The Willow Maiden is a ballet with depths reaching into layers of the spirit universe that Einstein foreshadowed with his theory of relativity.
Jinny Campbell as the Willow Maiden and David Ingram as Aldric, the mortal hero, prepare for the premiere of ‘Willow Maiden.’
At the performance on April 25 at Clowes Hall, the storyline and emotional core unfolded clearly through the exemplary interweaving of production elements. Everything was right about this stellar collaboration between storymaker Ellen Denham, dancemaker Stephen Laurent with Norman Walker and Cynthia Pratt, musicmaker Frank Felice and spectaclemakers Karl Kaufmann (scenery), Susan Owens (costumes) and Anthony Bauer (lighting).
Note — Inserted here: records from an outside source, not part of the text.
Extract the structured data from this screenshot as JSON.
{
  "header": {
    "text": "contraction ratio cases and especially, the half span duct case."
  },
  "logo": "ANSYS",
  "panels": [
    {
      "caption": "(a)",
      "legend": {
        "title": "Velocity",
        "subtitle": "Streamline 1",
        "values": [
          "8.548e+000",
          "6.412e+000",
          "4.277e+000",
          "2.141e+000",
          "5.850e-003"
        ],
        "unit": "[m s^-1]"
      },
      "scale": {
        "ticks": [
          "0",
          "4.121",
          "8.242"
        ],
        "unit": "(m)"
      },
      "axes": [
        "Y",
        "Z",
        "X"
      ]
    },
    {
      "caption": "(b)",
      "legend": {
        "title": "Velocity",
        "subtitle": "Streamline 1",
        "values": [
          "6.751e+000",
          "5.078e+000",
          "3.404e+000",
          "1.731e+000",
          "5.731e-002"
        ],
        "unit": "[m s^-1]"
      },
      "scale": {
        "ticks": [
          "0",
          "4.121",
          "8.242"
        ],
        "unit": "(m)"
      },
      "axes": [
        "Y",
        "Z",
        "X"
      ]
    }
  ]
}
Salisa, the dryad life force of the willow, ultimately confronts the three fates defining predestination. She makes a choice within the available options that affects her on a personal level while coincidentally shaping the future of an entire universe. Aldric, the mortal hero whose presence stirs the status quo into power struggles, must also choose. His is the first “ah-ha” moment in this richly interwoven tale of love, lust and loving kindness. Humankind’s penchant for “yes or no,” “black or white,” “with me or against me” is vindicated by the gargoyle Bodach, who sends quest seekers retreating in despair. “It’s too hard” is not spoken by Aldric — yet those three words reverberate in the music and movement when steel blanches off stone. Not until Aldric “sees the curve” and accepts Salisa’s help is he able to find another way to accomplish a seemingly unattainable task. Yet, once the shackles are sundered, uncertainty spills into the mix. There are no guaranteed happy endings. The Willow Maiden is a ballet worthy of a long future life. Every one of the dancers was on-target, contributing to the whole, moment by moment. Scene 2 of Act 2 is a glowing case in point, where the stretching of old vocabularies burst into new ways of communicating on all levels. It could have been such a moment when Wagner pushed opera production off the map. You simply had to be there. If you missed The Willow Maiden, you deserve another opportunity with another round of performances. Bravo to all at Butler, bravo to the Indiana Arts Commission for its $1,000 investment in Ellen Denham’s dream, bravo to Motionwear for production sponsorship. The challenge now passes to the whole community to move “art made in Indiana” beyond local media praise.